Name: Robert Rosenthal
City: San Rafael
Position: Former director, Center for Investigative Reporting
J.: After nine years on the job, you stepped down in May as executive director of the Emeryville-based Center for Investigative Reporting, which was the nation’s first nonprofit investigative journalism organization when it was founded 40 years ago. How did your job change over the years?
Robert Rosenthal: I started at CIR in 2008, when we had seven people on staff and it was difficult to raise money. Today, we have 70 people, a budget close to $11 million and multiple platforms for telling stories. We’ve been extraordinarily successful in not only growing the organization but also in doing dozens of stories that have improved people’s lives, helped powerful interests be held accountable and revealed injustices.
Are you retiring?
No.
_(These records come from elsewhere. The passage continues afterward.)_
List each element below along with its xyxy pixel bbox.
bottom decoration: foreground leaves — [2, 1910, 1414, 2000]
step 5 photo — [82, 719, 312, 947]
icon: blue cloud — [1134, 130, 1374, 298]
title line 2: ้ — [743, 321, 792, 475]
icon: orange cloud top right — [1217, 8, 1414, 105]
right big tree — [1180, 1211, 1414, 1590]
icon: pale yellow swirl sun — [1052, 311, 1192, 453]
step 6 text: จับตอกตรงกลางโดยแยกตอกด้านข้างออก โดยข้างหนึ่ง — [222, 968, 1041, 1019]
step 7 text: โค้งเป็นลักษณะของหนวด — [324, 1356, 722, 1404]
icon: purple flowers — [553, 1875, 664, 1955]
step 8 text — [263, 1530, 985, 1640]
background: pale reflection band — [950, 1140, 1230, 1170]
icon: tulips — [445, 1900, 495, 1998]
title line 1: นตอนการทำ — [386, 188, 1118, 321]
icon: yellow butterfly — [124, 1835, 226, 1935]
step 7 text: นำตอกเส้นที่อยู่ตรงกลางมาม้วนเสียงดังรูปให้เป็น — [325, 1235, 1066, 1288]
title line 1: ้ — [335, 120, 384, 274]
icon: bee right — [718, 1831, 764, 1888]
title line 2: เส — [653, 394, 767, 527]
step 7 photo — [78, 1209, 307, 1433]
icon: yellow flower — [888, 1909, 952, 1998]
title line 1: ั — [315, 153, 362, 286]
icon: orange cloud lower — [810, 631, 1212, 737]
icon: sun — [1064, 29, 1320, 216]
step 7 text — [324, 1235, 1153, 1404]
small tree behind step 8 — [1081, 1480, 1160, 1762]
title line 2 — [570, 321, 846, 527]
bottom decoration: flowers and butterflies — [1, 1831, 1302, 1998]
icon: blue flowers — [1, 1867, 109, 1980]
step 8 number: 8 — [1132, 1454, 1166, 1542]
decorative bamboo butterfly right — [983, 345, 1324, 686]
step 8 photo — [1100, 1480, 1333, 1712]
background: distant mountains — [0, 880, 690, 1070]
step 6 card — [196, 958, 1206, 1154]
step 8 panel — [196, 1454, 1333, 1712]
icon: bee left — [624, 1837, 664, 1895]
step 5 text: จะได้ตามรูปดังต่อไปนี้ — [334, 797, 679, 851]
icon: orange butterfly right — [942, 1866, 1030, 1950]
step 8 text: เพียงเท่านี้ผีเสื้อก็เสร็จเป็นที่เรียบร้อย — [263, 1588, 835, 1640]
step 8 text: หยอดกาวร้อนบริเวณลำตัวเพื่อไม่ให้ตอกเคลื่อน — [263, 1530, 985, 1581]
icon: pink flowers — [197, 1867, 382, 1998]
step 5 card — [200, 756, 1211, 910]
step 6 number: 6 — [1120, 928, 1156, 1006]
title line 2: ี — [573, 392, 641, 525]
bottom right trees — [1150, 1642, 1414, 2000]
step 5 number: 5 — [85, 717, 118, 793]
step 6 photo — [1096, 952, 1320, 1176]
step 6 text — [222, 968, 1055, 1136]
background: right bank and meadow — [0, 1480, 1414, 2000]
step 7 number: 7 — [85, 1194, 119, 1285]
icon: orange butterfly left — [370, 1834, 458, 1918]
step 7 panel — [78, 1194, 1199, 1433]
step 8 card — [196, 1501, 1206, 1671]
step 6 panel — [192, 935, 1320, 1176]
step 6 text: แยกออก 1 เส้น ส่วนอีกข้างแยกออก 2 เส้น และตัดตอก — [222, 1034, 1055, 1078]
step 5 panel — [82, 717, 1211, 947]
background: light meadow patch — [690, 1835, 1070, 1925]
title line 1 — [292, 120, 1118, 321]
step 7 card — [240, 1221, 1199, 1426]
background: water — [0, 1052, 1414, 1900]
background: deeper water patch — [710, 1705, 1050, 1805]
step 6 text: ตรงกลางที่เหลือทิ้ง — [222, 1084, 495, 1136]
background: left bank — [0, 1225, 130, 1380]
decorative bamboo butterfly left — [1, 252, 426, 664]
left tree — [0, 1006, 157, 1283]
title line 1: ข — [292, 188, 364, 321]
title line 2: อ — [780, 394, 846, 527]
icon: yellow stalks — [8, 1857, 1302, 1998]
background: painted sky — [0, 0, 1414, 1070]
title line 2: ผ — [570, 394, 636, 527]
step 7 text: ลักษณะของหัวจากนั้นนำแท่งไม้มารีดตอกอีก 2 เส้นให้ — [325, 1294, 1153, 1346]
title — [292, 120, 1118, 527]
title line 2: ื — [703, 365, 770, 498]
I am still on the board and I’m working on several projects with CIR and also some outside projects.
You’re an award-winning journalist with a long career as a reporter at papers such as the Philadelphia Inquirer and Boston Globe and an editor at papers such as the Inquirer and San Francisco Chronicle. Today, journalists are under constant threat — both verbal and physical — from the current administration. How would you characterize President Donald Trump’s relationship with the press?
This is not new. Historically the press often has been in adversarial relationships with almost every president, but Trump repeatedly has said that the media is the enemy of the people. The charge is not believable, but it sets the stage for bad stuff to happen.
What’s behind this?
The president comes from a world where he is part of the media and he has manipulated it for decades. He is not used to and cannot comprehend or tolerate stories critical of the administration. He wasn’t ready for that, plus Washington has become a sieve — people in the White House and government agencies are leaking like mad.
How do leaks make Trump’s relationship with the press more adversarial?
No one seems to get through to him that stories critical of the administration are part of the democratic process in the U.S. Also, the dysfunction in the White House — and the fact that Trump tweets without thinking — has exacerbated everything. Trump has become an influential publisher through Twitter, and that does a disservice to him and to the American people.
CIR gets some crazy things and some good things, because all sources are motivated by something. We don’t just run with a tip. We do a huge amount of checking, because our standards are really high.
How have news organizations adapted to covering this administration?
Campaign coverage is incestuous, centered in Washington, and you can miss the perspective on the rest of the country. Now the media and journalists are talking to real people all around America to get diverse points of view. The nonprofit journalism sector has seen a surge in financial support. People are more aware of this kind of journalism now, and want to support it.
Has the change in the White House jump-started investigative reporting?
Investigative reporting was never dead. The financial collapse of newspapers, which did the bulk of investigative reporting, has decimated local and regional news organizations. But after the election, a big chunk of the public suddenly woke up and began to take an interest in what journalists and the media do. These people have come to rally around quality journalism.
What about the uptick in fake news?
Fake news contributes to what I call an information civil war. Many people go only to sources they trust and want to believe instead of looking at other sources, those that fly in the face of their political views. I look across the political spectrum, including Breitbart, Fox and even neo-Nazi sites, to see what they are writing about.
What part does your Jewish upbringing play in your life?
I’m not religious, but I am proud of my Jewish heritage and I believe in Jewish values. My father, who grew up in an Orthodox home, started Congregation Shirat Hayam, the only synagogue on Nantucket. I have the distinction of being a Jewish hockey player; I played my whole life until 2002, when I moved here.
What projects are you working on now?
I’m looking into some cold cases, killings by Klan members during the civil rights era. Most Americans don’t realize there was a period of terrorism in this country, and the victims were African Americans in the South. I’m also helping plan a major conference on the First Amendment and its role in democracy.
I’ve had a great career and I want to give back. I really enjoy mentoring others, helping them to follow their dreams when it comes to storytelling.